Uniformare l’aliquota sostitutiva sulle rendite finanziarie alla prima aliquota Irpef, non è accettabile data anche l’attuale sproporzione dell’incidenza del fisco sul lavoro, rispetto agli altri fattori. Bisogna mantenere una tassazione al 26%, unificando verso questa aliquota tutti i redditi non inclusi in progressività. Purtroppo anche in questa proposta non si prevede né una patrimoniale, né una revisione della tassa di successione.
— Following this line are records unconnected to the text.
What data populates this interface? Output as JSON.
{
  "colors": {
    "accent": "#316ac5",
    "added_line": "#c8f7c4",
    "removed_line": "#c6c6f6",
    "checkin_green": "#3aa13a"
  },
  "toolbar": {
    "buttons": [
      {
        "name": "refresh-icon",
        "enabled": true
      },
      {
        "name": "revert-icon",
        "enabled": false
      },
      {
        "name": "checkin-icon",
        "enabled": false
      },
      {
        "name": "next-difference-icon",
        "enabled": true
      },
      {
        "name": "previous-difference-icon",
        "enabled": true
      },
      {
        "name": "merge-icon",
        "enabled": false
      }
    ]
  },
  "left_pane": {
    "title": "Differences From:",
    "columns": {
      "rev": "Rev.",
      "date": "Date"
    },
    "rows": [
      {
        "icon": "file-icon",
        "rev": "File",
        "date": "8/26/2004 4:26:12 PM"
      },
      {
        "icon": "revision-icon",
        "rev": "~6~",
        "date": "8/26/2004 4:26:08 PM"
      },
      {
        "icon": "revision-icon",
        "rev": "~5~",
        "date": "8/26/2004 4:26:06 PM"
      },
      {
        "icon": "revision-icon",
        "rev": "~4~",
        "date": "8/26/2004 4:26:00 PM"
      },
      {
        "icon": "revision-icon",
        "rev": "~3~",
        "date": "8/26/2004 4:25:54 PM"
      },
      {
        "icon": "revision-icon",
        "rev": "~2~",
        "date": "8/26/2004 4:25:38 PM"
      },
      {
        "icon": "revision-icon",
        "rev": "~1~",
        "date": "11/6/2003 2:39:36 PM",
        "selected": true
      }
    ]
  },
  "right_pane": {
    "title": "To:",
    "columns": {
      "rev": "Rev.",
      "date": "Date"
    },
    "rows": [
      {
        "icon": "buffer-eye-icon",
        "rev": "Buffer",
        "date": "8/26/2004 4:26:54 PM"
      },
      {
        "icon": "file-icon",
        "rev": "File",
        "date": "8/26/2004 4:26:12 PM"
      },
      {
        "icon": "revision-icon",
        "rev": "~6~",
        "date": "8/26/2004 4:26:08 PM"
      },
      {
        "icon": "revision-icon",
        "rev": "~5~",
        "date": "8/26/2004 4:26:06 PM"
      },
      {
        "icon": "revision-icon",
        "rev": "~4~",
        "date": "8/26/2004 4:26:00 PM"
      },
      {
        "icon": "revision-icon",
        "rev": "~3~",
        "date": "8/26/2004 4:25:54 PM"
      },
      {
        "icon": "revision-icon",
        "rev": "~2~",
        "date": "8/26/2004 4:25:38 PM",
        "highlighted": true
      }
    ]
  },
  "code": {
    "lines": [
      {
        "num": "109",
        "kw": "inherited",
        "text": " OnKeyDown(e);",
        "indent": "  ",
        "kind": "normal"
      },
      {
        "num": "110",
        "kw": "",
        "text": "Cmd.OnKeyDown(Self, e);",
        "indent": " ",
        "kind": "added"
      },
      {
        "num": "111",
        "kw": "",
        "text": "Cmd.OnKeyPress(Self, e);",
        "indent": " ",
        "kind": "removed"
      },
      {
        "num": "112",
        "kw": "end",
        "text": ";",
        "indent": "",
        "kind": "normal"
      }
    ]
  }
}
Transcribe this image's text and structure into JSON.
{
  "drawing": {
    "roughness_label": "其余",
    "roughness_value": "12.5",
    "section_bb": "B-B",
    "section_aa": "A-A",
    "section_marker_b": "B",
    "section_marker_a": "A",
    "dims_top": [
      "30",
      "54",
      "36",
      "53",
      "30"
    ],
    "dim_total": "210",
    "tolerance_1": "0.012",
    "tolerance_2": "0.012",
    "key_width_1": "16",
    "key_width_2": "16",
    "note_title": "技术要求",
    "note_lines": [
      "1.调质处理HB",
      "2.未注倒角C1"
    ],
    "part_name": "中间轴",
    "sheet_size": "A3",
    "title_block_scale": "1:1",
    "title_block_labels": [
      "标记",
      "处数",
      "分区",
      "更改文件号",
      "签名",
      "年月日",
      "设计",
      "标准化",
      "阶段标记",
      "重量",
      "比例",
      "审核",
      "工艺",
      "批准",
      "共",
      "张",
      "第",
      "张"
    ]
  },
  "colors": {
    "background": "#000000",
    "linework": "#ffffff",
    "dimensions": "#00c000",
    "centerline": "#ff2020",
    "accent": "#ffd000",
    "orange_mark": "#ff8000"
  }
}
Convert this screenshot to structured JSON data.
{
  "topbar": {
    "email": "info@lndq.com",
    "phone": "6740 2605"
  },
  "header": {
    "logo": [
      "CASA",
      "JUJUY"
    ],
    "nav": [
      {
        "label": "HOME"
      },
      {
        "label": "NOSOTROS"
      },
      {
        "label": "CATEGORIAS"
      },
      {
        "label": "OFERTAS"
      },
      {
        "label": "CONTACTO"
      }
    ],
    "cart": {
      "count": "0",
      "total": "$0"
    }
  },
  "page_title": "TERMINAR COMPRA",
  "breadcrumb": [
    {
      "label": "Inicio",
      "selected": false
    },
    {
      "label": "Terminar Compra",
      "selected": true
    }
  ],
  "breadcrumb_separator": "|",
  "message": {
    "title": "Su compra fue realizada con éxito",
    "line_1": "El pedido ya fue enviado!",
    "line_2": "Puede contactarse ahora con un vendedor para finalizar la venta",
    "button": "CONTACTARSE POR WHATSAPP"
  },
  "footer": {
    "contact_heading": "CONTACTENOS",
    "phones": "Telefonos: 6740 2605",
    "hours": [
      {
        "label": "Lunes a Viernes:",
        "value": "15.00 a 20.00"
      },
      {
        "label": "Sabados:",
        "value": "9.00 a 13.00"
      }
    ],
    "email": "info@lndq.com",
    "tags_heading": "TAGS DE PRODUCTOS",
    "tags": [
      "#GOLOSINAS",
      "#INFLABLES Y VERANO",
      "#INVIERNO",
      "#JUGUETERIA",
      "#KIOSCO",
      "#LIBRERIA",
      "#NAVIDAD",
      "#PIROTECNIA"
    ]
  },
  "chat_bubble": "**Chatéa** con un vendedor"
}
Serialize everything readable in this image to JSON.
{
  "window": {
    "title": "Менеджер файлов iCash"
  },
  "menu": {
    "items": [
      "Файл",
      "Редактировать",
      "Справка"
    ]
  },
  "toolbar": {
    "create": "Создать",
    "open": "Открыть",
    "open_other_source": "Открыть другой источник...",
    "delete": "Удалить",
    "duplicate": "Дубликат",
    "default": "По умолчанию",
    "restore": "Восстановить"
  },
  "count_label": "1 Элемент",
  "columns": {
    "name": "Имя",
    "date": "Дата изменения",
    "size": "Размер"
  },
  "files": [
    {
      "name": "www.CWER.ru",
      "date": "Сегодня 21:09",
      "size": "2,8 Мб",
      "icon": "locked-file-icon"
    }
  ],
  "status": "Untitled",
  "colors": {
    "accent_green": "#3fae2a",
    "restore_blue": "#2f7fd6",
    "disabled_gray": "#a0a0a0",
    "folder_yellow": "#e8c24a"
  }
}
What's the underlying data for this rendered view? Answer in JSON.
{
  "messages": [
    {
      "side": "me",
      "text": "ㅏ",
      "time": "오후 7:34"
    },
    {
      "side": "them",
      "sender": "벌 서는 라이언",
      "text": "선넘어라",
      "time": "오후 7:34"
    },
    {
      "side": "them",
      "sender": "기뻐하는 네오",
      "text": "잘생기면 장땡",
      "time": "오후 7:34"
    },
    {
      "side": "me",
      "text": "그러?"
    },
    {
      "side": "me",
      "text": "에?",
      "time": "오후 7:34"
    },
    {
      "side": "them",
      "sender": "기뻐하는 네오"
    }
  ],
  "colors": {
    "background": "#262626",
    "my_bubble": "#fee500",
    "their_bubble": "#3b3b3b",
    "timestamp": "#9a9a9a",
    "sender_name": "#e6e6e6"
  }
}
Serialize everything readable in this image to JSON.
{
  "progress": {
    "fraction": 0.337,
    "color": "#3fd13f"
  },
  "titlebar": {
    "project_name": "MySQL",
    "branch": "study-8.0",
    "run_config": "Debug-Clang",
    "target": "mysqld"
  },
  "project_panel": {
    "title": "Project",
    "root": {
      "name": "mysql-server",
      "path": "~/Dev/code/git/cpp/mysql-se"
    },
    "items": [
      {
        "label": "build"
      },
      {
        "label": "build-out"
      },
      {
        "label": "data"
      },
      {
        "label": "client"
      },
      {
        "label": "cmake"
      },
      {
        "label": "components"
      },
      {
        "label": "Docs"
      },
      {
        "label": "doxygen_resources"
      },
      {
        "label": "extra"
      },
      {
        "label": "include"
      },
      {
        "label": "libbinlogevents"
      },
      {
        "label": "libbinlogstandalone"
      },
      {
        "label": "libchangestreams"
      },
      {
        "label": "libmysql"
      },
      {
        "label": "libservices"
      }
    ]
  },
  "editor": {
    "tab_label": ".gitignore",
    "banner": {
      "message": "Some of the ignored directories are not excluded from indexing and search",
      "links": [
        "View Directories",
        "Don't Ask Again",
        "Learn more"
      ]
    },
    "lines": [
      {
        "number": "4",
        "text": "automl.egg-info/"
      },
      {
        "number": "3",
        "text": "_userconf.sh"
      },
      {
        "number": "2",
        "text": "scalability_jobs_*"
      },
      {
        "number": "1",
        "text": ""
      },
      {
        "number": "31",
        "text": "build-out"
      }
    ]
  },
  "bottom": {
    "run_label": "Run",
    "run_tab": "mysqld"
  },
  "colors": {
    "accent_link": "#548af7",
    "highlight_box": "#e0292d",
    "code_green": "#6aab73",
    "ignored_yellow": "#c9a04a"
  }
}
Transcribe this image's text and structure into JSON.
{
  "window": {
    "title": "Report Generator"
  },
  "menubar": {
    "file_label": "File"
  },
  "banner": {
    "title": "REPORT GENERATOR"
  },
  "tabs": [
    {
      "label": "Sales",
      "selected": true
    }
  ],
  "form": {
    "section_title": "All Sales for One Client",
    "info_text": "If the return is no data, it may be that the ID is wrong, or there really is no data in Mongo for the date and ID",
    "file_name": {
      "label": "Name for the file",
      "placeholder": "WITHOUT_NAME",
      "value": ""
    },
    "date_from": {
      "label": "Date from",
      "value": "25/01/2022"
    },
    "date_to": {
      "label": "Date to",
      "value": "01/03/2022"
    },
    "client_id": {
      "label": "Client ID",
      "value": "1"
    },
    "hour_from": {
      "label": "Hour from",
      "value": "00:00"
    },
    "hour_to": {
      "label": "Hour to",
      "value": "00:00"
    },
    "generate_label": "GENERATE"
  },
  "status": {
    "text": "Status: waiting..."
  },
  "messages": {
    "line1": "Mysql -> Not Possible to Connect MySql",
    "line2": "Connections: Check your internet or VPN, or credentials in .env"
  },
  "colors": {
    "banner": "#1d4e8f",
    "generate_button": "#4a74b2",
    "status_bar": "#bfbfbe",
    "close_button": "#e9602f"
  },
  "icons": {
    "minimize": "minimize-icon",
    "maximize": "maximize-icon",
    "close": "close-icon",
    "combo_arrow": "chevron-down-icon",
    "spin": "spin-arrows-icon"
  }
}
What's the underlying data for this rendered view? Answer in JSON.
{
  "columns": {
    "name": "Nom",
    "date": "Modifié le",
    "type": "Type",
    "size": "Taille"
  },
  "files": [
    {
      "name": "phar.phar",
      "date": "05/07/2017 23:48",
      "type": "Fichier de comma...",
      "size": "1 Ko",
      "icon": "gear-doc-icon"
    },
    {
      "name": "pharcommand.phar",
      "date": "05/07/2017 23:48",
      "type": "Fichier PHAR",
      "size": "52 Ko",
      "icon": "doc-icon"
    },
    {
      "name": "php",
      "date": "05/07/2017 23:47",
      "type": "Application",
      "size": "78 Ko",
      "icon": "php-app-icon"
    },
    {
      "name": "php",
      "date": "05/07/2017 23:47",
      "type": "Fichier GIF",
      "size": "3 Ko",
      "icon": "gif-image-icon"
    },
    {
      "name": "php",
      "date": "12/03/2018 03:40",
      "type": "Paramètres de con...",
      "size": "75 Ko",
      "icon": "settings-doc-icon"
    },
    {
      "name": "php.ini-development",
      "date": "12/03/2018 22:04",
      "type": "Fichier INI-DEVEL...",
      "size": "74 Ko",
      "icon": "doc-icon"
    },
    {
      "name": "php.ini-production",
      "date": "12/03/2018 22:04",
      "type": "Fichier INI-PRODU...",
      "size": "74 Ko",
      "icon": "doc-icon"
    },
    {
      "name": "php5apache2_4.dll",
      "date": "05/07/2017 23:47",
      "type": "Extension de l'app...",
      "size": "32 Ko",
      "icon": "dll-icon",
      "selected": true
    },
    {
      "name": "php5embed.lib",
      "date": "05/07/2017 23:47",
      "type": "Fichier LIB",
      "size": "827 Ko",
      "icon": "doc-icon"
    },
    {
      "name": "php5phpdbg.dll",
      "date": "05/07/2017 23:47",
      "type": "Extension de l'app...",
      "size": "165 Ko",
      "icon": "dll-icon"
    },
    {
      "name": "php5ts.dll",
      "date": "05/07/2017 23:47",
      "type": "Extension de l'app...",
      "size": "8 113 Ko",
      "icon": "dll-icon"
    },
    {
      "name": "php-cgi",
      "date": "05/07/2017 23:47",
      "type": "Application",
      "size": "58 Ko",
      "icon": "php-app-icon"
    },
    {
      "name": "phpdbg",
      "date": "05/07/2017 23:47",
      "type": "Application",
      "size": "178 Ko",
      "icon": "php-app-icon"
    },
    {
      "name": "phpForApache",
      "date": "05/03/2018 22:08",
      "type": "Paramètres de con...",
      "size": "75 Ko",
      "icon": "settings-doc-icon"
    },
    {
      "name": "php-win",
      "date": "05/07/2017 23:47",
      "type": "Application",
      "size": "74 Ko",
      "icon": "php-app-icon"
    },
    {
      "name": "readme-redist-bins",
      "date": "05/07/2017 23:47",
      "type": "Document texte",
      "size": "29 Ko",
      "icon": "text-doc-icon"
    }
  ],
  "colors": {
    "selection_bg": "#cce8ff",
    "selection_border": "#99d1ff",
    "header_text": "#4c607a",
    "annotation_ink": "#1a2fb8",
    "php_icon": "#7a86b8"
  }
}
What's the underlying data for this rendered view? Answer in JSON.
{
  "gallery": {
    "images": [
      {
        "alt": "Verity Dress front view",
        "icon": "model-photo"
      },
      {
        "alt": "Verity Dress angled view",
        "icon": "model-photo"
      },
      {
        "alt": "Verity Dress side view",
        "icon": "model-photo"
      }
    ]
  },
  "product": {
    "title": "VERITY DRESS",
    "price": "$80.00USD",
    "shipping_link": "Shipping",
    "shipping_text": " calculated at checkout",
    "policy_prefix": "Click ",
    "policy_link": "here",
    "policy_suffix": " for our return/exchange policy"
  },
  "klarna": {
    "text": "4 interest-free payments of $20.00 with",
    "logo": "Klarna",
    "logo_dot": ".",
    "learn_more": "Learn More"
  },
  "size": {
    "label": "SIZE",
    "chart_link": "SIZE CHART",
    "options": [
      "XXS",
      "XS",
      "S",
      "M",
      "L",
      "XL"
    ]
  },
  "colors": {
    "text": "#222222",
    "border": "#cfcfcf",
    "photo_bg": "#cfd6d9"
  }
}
È quindi auspicabile una semplificazione del sistema fisale, accorpando o eliminando una serie di imposte il cui prelievo è più costoso delle entrate stesse, ma che complica la vita ai cittadini e alle imprese. Va evitato comunque il rischio che dietro a questi propositi si nasconda la volontà di ridurre il sistema dei controlli e di contrasto a pratiche fiscali “avventurose”.

Cgil, Cisl e Uil ritengono che bisogna attuare politiche sociali ed economiche che colmino le disuguaglianze e utilizzare anche la leva fiscale. Tale leva deve servire per razionalizzare le imposte, rendendo le basi imponibili più aderenti alla realtà e applicando il criterio della progressività.

La tassazione delle imprese per Cgil, Cisl e Uil andrebbe armonizzata almeno a livello europeo per evitare che finisca per essere un’arena di concorrenza fiscale con i nostri principali partner. Serve un’unificazione in ambito europeo delle basi imponibili per le aziende multinazionali affinché cessino le allocazioni strumentali di ricavi e perdite e dove le grandi imprese siano tassate laddove la loro ricchezza viene effettivamente prodotta.

Uno degli obiettivi principali dovrebbe essere la nascita di una imposta sulle società europee che costituisca un’entrata diretta dell’Unione, che potrebbe subire eventuali aggiustamenti locali legati alle specificità dei singoli Paesi, ma sempre da stabilire in sede europea.